C'è ancora una volta un cortometraggio dietro un film di Neill Blomkamp. Se il suo esordio, District 9, era tratto da un corto di 3 anni precedente intitolato Alive in Johannesburg (nel quale gettava le basi per l'idea di un gruppo di alieni trattenuti sulla Terra e trattati come minoranza etnica immigrata), dietro Humandroid c'è Tetra Vaal, cortometraggio girato in forma di trailer che risale addirittura al 2004. Dieci anni dopo il medesimo robot con le orecchie da coniglio di Tetra Vaal (dichiaratamente mutuato da Appleseed) è protagonista di un film che incrocia il principio di Robocop al mood di Corto Circuito.
Humadroid è fantascienza che predilige nettamente il fantastico allo scientifico, una che rifiuta ogni possibile base tecnica e plausibile per spalleggiarsi con il favolistico. Nel 2016 immaginato da Blomkamp la polizia sudafricana si appoggia ad un corpo di robot programmati per servire e proteggere e non per essere intelligenti. Sono macchine da guerra settate sulle regole d'ingaggio della polizia e così funzionano alla grande, come supporto e aiuto per agenti umani. Il suo creatore però vuole di più e sperimenta su un robot danneggiato una modifica alla loro coscienza dando vita ad una vera intelligenza artificiale. Il suo robot è tale quale ad un bambino, non solo non ha nozioni e deve imparare ogni cosa ma condivide con gli umani la sensibilità infantile, le paure e le suggestioni. Finito subito nelle mani sbagliate riceverà un'educazione mista tra affetto e violenza.
C'è più di uno scivolone in questo film di certo non preciso e inesorabile come District 9, non è una discesa nel punto di vista opposto ma una risalita nell'empireo dell'umanità da parte di una creatura che non avremmo detto potesse esserne dotata. Sembra che Blomkamp, pur ambientando e girando sempre in Sudafrica, si sia trasferito con la testa ad Hollywood, abbia cioè quietato lo spirito sovversivo che animava i suoi film precedenti preferendogli i più consueti conflitti da cinema di grande incasso e le tenerezze più bieche. Humandroid non punta più ad indignare quindi ma ad intenerire, forse commuovere, girando dalle parti del prevedibile. Anima il suo robot con tratti da cartone animato (alcune parti della testa che si muovono come le nostre sopracciglia e le orecchie che rivelano i sentimenti come nei cani) e, cosa più grave, scambia una società che tutta insieme funzionava da villain (non solo l'autorità ma anche le piccole mafie native e le persone comuni) con un più tradizionale cattivo dalle cattive intenzioni e cattivo carattere interpretato da Hugh Jackman.

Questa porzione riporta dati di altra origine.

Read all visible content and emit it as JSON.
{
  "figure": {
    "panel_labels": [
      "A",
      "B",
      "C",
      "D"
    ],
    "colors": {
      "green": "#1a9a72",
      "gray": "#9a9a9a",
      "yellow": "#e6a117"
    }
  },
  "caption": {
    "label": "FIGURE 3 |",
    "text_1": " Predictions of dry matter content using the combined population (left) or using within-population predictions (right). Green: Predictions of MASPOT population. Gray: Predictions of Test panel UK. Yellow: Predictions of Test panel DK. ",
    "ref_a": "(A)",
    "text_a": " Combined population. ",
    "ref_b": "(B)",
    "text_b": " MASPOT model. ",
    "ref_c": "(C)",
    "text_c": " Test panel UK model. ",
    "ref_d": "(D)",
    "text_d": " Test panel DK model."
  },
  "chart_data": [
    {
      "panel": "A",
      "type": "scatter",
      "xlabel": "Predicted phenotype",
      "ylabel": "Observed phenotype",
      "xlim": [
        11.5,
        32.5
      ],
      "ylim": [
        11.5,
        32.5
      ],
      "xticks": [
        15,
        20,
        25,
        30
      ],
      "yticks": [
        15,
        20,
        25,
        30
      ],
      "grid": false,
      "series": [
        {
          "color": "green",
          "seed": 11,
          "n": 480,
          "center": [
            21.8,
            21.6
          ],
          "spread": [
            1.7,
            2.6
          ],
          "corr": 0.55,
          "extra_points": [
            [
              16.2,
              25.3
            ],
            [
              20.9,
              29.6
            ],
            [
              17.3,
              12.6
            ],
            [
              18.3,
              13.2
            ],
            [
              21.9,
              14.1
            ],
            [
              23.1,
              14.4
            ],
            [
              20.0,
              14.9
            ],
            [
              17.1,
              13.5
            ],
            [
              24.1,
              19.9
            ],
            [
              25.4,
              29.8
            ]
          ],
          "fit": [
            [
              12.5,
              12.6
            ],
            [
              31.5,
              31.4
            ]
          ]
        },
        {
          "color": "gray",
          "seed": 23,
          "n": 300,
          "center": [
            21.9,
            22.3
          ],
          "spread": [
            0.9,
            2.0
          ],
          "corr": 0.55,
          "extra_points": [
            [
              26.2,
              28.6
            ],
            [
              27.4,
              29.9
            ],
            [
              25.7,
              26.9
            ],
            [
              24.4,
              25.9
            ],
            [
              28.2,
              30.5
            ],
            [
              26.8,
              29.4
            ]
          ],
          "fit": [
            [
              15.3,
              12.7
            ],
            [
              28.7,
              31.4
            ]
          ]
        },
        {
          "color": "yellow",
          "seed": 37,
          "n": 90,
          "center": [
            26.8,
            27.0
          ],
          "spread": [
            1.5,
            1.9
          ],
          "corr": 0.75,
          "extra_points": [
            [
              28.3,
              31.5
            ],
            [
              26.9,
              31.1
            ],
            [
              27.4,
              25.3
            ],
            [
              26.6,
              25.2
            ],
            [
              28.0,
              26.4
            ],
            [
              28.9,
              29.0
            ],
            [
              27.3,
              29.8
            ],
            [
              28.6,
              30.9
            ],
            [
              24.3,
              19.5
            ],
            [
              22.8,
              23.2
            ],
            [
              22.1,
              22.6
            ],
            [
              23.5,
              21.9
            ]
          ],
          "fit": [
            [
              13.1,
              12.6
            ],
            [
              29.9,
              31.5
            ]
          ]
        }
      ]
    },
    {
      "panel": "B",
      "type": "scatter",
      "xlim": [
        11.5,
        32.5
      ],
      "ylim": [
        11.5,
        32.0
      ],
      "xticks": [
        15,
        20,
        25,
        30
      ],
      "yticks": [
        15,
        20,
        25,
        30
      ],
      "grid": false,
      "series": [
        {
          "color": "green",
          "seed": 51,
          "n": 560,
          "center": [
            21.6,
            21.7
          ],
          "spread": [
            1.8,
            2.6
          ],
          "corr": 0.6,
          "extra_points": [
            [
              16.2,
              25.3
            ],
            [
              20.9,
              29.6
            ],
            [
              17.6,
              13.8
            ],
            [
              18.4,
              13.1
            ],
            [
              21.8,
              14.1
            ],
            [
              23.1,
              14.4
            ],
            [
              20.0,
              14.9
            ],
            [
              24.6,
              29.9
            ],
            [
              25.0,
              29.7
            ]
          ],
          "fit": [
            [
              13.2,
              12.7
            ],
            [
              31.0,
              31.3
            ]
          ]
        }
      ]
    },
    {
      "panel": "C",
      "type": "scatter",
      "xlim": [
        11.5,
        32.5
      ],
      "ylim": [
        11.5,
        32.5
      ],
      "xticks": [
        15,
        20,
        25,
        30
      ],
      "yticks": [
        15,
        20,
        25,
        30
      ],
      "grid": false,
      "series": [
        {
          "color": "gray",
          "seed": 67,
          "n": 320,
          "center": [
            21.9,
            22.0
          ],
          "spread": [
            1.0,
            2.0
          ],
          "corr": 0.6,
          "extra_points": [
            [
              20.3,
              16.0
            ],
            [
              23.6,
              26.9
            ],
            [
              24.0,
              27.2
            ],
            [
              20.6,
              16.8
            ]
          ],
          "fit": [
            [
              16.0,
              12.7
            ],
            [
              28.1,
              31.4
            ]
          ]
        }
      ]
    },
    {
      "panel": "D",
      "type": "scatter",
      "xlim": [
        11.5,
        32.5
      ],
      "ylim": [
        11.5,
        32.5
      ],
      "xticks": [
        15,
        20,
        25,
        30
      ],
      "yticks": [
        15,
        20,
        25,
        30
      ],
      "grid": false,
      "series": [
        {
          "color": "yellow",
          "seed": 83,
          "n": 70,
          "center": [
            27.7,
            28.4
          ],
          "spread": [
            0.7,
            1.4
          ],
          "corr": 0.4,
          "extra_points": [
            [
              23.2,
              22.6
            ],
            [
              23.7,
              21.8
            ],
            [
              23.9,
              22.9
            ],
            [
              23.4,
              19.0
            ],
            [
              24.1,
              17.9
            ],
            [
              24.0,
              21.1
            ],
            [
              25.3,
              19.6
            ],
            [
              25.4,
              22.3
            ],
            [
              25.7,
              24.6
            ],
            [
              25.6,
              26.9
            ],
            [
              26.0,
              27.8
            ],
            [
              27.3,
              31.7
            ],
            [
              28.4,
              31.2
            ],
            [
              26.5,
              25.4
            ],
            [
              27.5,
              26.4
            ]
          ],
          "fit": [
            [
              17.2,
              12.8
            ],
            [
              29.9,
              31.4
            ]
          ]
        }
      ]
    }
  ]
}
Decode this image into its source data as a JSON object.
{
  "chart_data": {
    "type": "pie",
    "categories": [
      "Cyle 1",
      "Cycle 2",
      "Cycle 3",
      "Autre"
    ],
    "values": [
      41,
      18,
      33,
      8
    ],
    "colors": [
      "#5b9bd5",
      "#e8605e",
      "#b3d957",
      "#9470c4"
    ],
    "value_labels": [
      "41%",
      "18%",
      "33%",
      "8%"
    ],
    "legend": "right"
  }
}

Nel finale tuttavia accade (finalmente!) qualcosa di inusuale. In un ribaltamento che ricorda moltissimo la parte migliore di District 9 emerge il cuore di un film che ci ha messo quasi tutta la sua durata per scrollarsi di dosso il desiderio di andare incontro ai gusti del pubblico ad ogni costo.
Benchè con il suo corpo di metallo e testa di bambino il robot Chappie somigli a molti altri androidi dal cuore tenero, nel finale Humandroid ha il coraggio di sfruttare il genere cui appartiene e gli assunti di base della propria storia per dire qualcosa di più onesto con le immagini. Sappiamo bene che nella fantascienza robotica degli ultimi anni gli uomini non sono più il futuro dell'umanità, da Wall-E in poi ogni qualvolta lo spirito umano si scontra con la materia tecnologica l'esito è che la seconda emerge come l'unica parte davvero in grado di portare avanti il concetto di "umanità".
Come se la razza umana avesse trasferito ciò che la rende unica alle macchine e nel farlo se ne fosse privata, così Humandroid cerca per tutto il film di attuare questo trasferimento riuscendoci in extremis con un clamoroso colpo di coda. Meglio tardi che mai.